Ironie du sort, Lemond croisera aujourd’hui Pat McQuaid face à ces mêmes sénateurs. Une audition que le patron de l’UCI aborde confiant : « Je viens pour dire aux sénateurs français que nous travaillons au maximum contre le dopage. Nous sommes aujourd’hui la fédération internationale la plus forte dans ce domaine. Nous faisons régulièrement des efforts et j’apporterai des statistiques pour le prouver. »

Beaucoup de questions, peu de réponses

Alors qu’attendre de neuf de cette audition ? Comme ceux qui ont défilé au Sénat avant lui (notamment Felipe Contepomi David Douillet, Marie-George Buffet, Christian Prudhomme ou Didier Deschamps), l’Irlandais parlera sous serment. Ses propos serviront à alimenter le rapport des sénateurs, prévu pour juillet, et seront publics. Dans la forme, Mcquaid devrait insister sur la nouvelle crédibilité du cyclisme. Mais sur le fond, il n’y a presque rien à espérer. Sur le dossier Armstrong, il répète à l’envi que l’instance ne pouvait pas savoir. Sur d’éventuelles mesures à venir, il évoque « un rapport interne à l’UCI ainsi qu’un audit indépendant sur son action».

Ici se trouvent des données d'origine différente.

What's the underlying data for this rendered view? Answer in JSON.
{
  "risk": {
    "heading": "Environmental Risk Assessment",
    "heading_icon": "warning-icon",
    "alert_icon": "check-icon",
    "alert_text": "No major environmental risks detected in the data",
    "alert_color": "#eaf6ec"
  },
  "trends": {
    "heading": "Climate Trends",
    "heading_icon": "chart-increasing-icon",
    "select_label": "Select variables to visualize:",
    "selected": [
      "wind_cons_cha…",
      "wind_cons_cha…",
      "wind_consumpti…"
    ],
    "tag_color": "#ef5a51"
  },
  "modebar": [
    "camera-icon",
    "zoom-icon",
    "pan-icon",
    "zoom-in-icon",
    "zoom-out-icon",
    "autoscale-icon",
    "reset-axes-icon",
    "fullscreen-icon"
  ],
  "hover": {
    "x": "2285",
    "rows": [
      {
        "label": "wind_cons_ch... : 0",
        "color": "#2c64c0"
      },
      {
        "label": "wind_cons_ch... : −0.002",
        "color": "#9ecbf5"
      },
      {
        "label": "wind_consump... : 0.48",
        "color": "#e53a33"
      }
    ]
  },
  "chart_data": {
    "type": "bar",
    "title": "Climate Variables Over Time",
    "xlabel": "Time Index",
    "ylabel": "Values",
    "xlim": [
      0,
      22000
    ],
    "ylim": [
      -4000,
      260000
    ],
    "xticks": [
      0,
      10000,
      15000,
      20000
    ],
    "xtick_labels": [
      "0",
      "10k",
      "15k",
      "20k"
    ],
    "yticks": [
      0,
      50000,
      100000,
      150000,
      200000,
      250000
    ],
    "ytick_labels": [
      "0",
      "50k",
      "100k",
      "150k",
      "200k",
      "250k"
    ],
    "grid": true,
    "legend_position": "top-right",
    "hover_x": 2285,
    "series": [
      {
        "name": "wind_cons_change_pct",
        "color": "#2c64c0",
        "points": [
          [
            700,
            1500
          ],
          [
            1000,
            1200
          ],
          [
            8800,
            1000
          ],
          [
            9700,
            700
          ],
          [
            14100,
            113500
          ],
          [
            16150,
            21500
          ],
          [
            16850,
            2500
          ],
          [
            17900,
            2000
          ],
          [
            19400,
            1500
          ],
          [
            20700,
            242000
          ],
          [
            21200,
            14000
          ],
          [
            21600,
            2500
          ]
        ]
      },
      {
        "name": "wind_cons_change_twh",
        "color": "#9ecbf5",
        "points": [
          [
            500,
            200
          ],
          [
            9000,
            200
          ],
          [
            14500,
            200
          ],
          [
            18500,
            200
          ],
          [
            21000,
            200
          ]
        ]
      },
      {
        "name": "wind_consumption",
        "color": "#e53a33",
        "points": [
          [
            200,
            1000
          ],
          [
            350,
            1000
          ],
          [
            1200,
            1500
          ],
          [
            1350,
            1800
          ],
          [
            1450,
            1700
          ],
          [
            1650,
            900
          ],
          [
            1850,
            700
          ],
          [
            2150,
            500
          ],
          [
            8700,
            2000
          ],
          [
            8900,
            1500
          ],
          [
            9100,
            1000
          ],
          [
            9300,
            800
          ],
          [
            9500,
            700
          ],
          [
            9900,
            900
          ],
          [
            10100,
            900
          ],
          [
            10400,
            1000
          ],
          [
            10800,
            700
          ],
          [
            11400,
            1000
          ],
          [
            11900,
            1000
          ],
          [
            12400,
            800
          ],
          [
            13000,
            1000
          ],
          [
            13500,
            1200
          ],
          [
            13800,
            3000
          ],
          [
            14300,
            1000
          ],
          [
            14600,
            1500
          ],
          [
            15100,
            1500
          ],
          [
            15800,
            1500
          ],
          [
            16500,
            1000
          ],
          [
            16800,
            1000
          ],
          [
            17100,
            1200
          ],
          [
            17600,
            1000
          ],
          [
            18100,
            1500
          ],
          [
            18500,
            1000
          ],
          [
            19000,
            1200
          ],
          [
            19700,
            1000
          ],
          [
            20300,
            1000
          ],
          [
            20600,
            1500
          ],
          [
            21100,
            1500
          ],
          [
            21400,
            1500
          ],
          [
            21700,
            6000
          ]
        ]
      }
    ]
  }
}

Quand on lui demande si le public peut espérer des mesures fortes, McQuaid se réfugie derrière son bilan récent : « Nous avons fait des tests inopinés. Grâce à cela, deux coureurs (ndlr : trois, depuis l’annonce lundi du contrôle positif de Mauro Santambrogio) ont été rattrapés lors du dernier Tour d’Italie. D’ailleurs, après le contrôle de Di Luca, beaucoup de coureurs ont réagi sur Twitter, cela montre bien que la mentalité du peloton a changé ces dernières années. » Pour celle des instances dirigeantes, on pourrait encore patienter. En poste depuis 2005, Pat Mcquaid est de nouveau candidat à sa propre succession.